Thirty-five years ago, Sophocles met an African-American church choir at the Brooklyn Academy of Music. The result was The Gospel at Colonus , which made Lee Breuer virtually synonymous with the Next Wave Festival. This week, The Gospel at Colonus comes back to New York City to bring the Public Theater’s summer season at Delacorte Theater to a spectacular close.
“Most pitiful is this man’s story,” exclaims the church minister who acts as Messenger. In Breuer’s play as in Sophocles’s, the last hours of Oedipus, ancient Greece’s best-known incestuous parricide, are a tale of suffering and redemption, of perpetually unsolved puzzles and merciful death. In one of our age’s most compelling recasts of Classical literature, Pentecostal church service captures the cathartic energy of Greek theater in combining dramatic ritual with musical storytelling.

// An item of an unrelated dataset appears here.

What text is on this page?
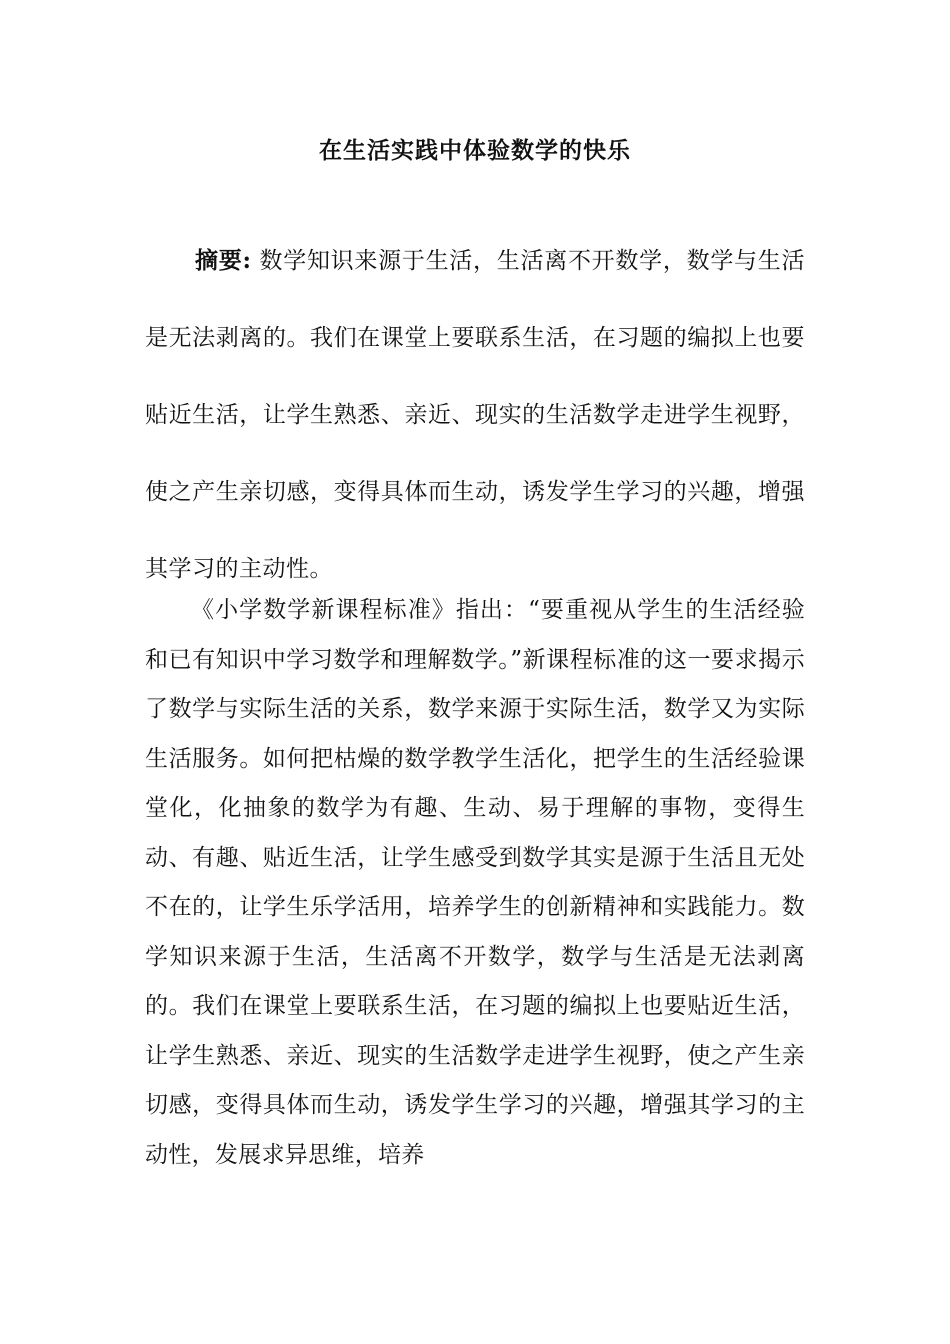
在生活实践中体验数学的快乐

摘要: 数学知识来源于生活，生活离不开数学，数学与生活是无法剥离的。我们在课堂上要联系生活，在习题的编拟上也要贴近生活，让学生熟悉、亲近、现实的生活数学走进学生视野，使之产生亲切感，变得具体而生动，诱发学生学习的兴趣，增强其学习的主动性。

《小学数学新课程标准》指出：“要重视从学生的生活经验和已有知识中学习数学和理解数学。”新课程标准的这一要求揭示了数学与实际生活的关系，数学来源于实际生活，数学又为实际生活服务。如何把枯燥的数学教学生活化，把学生的生活经验课堂化，化抽象的数学为有趣、生动、易于理解的事物，变得生动、有趣、贴近生活，让学生感受到数学其实是源于生活且无处不在的，让学生乐学活用，培养学生的创新精神和实践能力。数学知识来源于生活，生活离不开数学，数学与生活是无法剥离的。我们在课堂上要联系生活，在习题的编拟上也要贴近生活，让学生熟悉、亲近、现实的生活数学走进学生视野，使之产生亲切感，变得具体而生动，诱发学生学习的兴趣，增强其学习的主动性，发展求异思维，培养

For the Athenians of Sophocles’ time, as the Onassis Foundation’s president Anthony Papadimitriou recalled in his opening speech, theater was not merely a form of entertainment, but above all a powerful means of stimulating and effecting social change. This is why the questions raised by Oedipus’s story — questions of exile and alienation, public justice and abuse of power — are as relevant in today’s Central Park as they were in the fifth-century-BCE Theater of Dionysus.
Those questions seem to echo in the somber notes of the Hammond organ as the hoarse, raspy recitative of the preacher-narrator (Rev. Dr. Earl F. Miller) leads the audience through the complex, unending misfortunes of Oedipus, portrayed by the Five Blind Boys of Alabama as in the 1983 premiere. For their part, Oedipus’ daughters, Antigone (Greta Oglesby) and Ismene (Shari Addison), masterfully alternate lyric monody and dialogic interaction with the chorus (Voices of the Flame Choir, directed by Jeffrey S. Bolding), who vainly strives to soothe their grieving heart with deep, smoothly flowing blues melodies.
As in Classical Greek drama, the chorus is a star in its own right, catching the eye with whimsically colorful costumes and a simple yet strongly communicating choreography. The audience claps along as old Oedipus is welcomed into Colonus, the hallowed resting place promised to him by fate, and the Gospel choir urges him to leave his anxieties behind. The choral performers, however, never limit themselves to whispering, mumbling, and nodding assent to Oedipus’ self-commiserating words — they collectively embody a crucial value underlying the play as a whole: marvel and astonishment at the mutability of human fortune. Thus, the soaring Gospel song that concludes the first act (“Numberless are the world’s wonders”) pays unmistakable homage to the Ode to Man sung by the Theban chorus in Sophocles’ Antigone .
The theme of blindness, prominently featured in Sophocles’ Oedipus at Colonus , reappears throughout Breuer’s rewriting in all its possible variants. “How shall I see you through my tears?,” asks Ismene in one of the play’s most memorable numbers. Hence, the final reversal (“I was so blind, but he made me see,” as Antigone sings in a shrill, high-octave voice) is perceived less as a peripeteia than as a coronation of Oedipus’s parable. Two phenomenal soloists, Tina Fabrique and Willie Rogers, transform the tragic hero’s demise into a triumph, while the center-stage piano becomes a catafalque sinking into the earth. Oedipus has finally “come home” in the syncopated rhythm of a Gospel hymn.
Column fragments give a Greek twist to the familiar Shakespeare-in-the-Park stage
The Gospel at Colonus, co-presented by the Public Theater and the Onassis Foundation USA, runs for free in New York Central Park’s Delacorte Theater, September 4–9, 2018.